Pendant que ses morceaux de katsuo marinent dans un mélange de sauce soja et de vinaigre japonais, Hideaki Matsuo cite trois espèces particulièrement menacées par la surpêche, le thon (maguro), l’ormeau (awabi) et l’anguille (unagi). « Le cas de cette dernière est particulier : celles consommées au Japon sont des poissons d’élevage, mais élevées à partir d’alevins prélevés en milieu naturel, parce que leur cycle de reproduction n’est pas encore bien connu. Les cuisiniers de cette spécialité sont donc impatients qu’on arrive à ce qu’elles puissent se reproduire en élevage. »

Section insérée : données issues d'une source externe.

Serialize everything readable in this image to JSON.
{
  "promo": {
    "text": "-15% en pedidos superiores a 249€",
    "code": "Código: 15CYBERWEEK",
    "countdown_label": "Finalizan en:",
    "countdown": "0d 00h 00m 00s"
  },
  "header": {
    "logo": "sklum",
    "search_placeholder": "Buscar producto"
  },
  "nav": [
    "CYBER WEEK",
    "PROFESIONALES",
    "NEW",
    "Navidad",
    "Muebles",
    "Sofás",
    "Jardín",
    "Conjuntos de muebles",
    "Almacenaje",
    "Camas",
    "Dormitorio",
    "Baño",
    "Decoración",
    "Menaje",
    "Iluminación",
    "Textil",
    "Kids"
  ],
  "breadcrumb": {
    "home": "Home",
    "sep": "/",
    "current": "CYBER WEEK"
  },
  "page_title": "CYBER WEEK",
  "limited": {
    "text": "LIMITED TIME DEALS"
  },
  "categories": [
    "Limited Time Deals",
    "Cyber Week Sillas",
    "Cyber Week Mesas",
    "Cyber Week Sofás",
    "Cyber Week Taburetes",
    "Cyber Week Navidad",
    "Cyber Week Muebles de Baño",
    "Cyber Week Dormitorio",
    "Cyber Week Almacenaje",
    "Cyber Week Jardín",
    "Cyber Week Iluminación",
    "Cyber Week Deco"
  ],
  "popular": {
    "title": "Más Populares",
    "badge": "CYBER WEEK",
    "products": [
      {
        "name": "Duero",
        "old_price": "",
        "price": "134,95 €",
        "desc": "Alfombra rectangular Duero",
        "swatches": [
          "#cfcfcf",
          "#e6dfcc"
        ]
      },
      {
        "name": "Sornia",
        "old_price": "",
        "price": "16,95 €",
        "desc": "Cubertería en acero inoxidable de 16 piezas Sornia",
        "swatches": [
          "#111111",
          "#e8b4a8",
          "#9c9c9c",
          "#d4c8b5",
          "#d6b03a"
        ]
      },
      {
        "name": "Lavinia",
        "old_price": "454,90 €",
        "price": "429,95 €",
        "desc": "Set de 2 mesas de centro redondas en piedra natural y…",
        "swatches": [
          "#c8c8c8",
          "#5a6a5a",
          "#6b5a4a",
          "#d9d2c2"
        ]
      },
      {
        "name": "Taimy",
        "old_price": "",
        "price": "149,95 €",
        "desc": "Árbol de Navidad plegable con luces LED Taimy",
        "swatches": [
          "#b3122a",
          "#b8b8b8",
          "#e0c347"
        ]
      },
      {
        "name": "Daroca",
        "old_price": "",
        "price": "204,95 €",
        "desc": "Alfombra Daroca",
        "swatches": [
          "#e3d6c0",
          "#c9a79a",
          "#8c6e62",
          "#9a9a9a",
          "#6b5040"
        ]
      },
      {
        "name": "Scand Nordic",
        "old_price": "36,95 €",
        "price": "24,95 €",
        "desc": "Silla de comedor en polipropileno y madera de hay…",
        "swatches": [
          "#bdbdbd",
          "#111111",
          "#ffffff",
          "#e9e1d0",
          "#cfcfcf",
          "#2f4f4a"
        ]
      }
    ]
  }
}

Hideaki Matsuo s’applique, lui, à mettre sur sa carte des poissons qui n’étaient pas consommés habituellement. « Traditionnellement, les Japonais, qui sont de gros consommateurs de poisson, mangeaient des poissons pêchés localement, donc des espèces variées selon chaque région. Dans les années 1970, on a vu l’essor de groupes de pêche industriels qui ont imposé dans les supermarchés les mêmes espèces, thon, maquereau, chinchard… Notre travail de chef, c’est de remettre en avant des poissons un peu oubliés, comme le gacho ou le kasago, par exemple. »
© Nathalie Cantacuzino
Il veille à expliquer sa démarche à ses clients, pour les sensibiliser aux enjeux de la pêche durable. En juin, c’est la saison du bar isaki, du hotate (pétoncle japonais) et du katsuo, dont il s’assure qu’il soit “de ligne”, une pêche particulièrement durable puisqu’on ne prélève que ce dont on a besoin. En attendant, nous voyons arriver sur la table nos tranches de katsuo agrémentées d'une sauce miso moutardée, décorées de fleurs de cébettes et de shiso. Un régal de tous les sens.